The US Supreme Court ruled Monday in Epic Systems Corp. v. Lewis [opinion, PDF] that arbitration clauses in employment contracts prohibiting class action lawsuits are legally enforceable.

The plaintiff employees argued that the Federal Arbitration Act [text] contains a provision that arbitration clauses cannot be enforced it they violate some other federal law, and this particular arbitration clause violated the National Labor Relations Act (NLRA).

Justice Neil Gorsuch, writing for the majority, wrote, “A party seeking to suggest that two statutes cannot be harmonized, and that one displaces the other, bears the heavy burden of showing ‘a clearly expressed congressional intention’ that such a result should follow.” According to the majority, there is a presumption that the statutes can coexist. Gorsuch wrote that the plaintiffs did not meet their burden of showing a “clear and manifest congressional command to displace the Arbitration Act” in the text of the NLRA.

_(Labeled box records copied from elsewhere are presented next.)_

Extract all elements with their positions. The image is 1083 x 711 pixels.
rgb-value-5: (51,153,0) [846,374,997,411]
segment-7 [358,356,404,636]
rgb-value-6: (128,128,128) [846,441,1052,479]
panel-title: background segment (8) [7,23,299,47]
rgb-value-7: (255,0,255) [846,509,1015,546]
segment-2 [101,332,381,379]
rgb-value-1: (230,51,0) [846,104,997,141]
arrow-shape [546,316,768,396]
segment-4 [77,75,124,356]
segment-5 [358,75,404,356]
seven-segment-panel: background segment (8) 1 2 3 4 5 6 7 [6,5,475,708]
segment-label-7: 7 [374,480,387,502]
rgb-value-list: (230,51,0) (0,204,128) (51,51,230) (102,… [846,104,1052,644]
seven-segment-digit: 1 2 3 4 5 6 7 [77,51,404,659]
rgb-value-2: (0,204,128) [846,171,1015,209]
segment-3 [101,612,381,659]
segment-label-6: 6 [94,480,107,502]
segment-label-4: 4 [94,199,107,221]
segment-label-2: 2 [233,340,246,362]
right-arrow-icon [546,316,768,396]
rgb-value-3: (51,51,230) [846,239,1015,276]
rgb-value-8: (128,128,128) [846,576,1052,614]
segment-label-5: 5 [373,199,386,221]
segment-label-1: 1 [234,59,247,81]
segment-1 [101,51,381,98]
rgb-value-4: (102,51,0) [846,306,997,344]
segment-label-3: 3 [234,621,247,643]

Four justices dissented. Reading [SCOTUSblog live blog] her dissent from the bench, Justice Ruth Bader Ginsburg called the majority opinion “egregiously wrong.” Ginsburg wrote that the NLRA protects the rights of workers to collectively bargain, which includes bringing class action lawsuits.

Last month the Supreme Court ruled [JURIST report] that auto service workers are exempt from overtime pay. In February the Supreme Court heard [JURIST report] an oral argument in a union case.